Tinnitus causes an individual to hear sounds that do not have any external sources. These patients experience difficulty in understanding speech in noisy environments. Tinnitus is a common problem in patients with sensorineural hearing loss (SNHL).
Around 10–15% of the global adult population experiences tinnitus. It must be noted that approximately 3% of people with tinnitus experience sleep deprivation, depression, social isolation, and anxiety that affects their professional life, and an overall decrease in quality of life occurs.
Several therapies have been formulated, such as sound maskers, cognitive behavioral-based therapies, and tinnitus-retraining therapy, to alleviate the distress caused by tinnitus. However, to date, there has been no cure for this issue. To effectively silence tinnitus, it is important to uncover its biological origin.
A common hypothesis of tinnitus generation involves a decreased neural activity from an impaired cochlea that induces hyperactivity in the central nervous system. The mechanism behind tinnitus generation has been investigated using animal models of SNHL.
These studies revealed a loss of synaptic connection to inner hair cells, leaving many surviving spiral ganglion neurons unable to respond spontaneously to sound. However, an elevated spontaneous and/or sound-evoked firing occurs in central auditory circuits, manifesting tinnitus symptoms.
Aging and acoustic overexposure cause permanent impairment of the cochlear nerve. Cochlear nerve damage could also occur when the sensory cells remain intact, indicating the possibility of tinnitus in patients with normal hearing.
However, this cochlear neural degeneration (CND) does not increase beyond thresholds until the sound intensity becomes extreme. It must be noted that most vulnerable neurons have high thresholds and low spontaneous rates (SRs). These neurons do not aid in noise detection in quiet environments.
Common underlying pathologies linked to tinnitus are significant CND that occurs in patients with neurofibromatosis of type II, Ménière’s disease, sudden SNHL, and vestibular schwannoma. However, contradictory results have been published regarding the manifestation of tinnitus in CND patients with normal hearing.
About the study
All participants recruited in this study were healthy, between 18 and 72 years of age, and English-speaking. None of the participants had hearing problems or somatic/objective tinnitus history. At baseline, participants presented normal middle-ear function and unremarkable otoscopic examinations.
The study cohort was divided into three groups. The first group included individuals without any history of tinnitus. This group also included individuals who infrequently heard phantom sounds that emerged and resolved within minutes. It was considered as the control group.
The second group included participants who experienced at least one temporary/intermittent tinnitus episode in less than six months. The third group included participants who had experienced continuous tinnitus percept for over six months.
Study findings
A total of 294 individuals were recruited, including 140 female and 154 male participants. The mean thresholds at extended high frequencies (EHFs) were ≤ 20 dB hearing loss (HL).

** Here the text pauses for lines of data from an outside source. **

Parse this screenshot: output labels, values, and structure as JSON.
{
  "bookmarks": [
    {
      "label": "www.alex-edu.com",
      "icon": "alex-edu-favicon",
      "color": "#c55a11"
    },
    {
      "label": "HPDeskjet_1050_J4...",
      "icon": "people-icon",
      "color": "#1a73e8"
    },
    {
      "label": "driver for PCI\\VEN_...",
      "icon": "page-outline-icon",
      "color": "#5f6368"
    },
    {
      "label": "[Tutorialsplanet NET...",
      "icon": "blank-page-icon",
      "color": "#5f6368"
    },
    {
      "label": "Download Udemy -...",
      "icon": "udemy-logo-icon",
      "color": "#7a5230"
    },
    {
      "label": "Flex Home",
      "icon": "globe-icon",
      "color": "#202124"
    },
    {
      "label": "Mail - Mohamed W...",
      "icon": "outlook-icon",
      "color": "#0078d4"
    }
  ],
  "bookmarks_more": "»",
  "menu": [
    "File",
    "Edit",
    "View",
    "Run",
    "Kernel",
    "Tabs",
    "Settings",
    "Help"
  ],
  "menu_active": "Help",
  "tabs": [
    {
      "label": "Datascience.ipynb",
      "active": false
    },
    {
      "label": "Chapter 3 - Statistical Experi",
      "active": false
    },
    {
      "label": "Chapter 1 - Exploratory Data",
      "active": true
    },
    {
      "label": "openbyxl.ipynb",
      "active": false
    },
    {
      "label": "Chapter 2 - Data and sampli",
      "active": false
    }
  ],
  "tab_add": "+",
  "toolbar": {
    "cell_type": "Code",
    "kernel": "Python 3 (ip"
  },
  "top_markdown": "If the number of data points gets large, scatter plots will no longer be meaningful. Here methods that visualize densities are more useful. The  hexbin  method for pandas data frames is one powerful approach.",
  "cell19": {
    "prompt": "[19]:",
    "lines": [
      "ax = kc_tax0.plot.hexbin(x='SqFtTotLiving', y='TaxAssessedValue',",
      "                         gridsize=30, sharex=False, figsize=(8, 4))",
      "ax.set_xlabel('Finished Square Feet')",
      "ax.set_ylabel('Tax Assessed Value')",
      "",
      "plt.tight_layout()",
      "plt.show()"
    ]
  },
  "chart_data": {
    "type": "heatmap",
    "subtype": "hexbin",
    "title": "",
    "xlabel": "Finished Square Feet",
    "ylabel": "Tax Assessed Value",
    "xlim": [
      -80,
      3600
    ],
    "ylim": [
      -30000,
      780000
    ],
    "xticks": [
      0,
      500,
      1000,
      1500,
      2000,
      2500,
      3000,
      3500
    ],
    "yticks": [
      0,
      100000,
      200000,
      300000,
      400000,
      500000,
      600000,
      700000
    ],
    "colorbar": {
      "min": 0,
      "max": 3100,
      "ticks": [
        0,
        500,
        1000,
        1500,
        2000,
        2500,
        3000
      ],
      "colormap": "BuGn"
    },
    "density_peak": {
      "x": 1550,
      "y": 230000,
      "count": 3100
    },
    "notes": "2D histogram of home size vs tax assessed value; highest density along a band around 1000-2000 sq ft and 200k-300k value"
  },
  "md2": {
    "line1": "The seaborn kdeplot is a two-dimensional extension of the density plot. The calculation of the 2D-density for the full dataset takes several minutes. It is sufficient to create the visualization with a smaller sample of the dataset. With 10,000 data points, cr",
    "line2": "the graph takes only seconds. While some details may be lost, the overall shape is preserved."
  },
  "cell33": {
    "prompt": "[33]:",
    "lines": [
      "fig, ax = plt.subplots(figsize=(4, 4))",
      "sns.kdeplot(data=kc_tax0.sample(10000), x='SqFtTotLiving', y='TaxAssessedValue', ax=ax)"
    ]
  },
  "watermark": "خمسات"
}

201 participants reported no experience with tinnitus. It were assigned to the control “no tinnitus” group, and 64 participants experienced temporary/intermittent tinnitus and were assigned to the second “intermittent tinnitus” group. The third “chronic tinnitus” group included 29 participants.
The incidence of CND in participants was estimated using a test battery that assessed different stages of the auditory system. This study observed an association between chronic subjective tinnitus (self-reports) and cochlear neural deficits.
A weaker acoustic middle-ear-muscle reflex (MEMR) and stronger medial olivocochlear reflex (MOCR) circuit were found even when sex and thresholds at standard frequencies were matched. A weaker MEMR strength and higher MEMR thresholds represent chronic tinnitus.
Most participants in the chronic tinnitus group were male, exhibited poor audiometric thresholds, particularly above 3 kHz, and were in noisy environments. In line with previous studies, chronic tinnitus participants had a history of anxiety, depression, and concussion. These conditions were not present in the control group.
The peripheral neural responses of “normal-hearing” participants were compared with those with chronic tinnitus. This assessment revealed tinnitus status to be a significant predictor of cochlear neural responses. The current study revealed that tinnitus sustainability could depend on the degree of peripheral neural damage.
The low- and medium-SR group was more resistant to sound masking compared to the control group. This could be because CND induces difficulties in hearing noise, which is commonly found in SNHL.
It must be noted that the control or no-tinnitus group exhibited a significant reduction in cochlear neural response in the presence of an EHF masker. A similar occurrence was not noted in the chronic tinnitus group.
The EcochG findings strongly indicated a loss of cochlear neurons in the chronic tinnitus group and in the low- and medium-SR fiber population.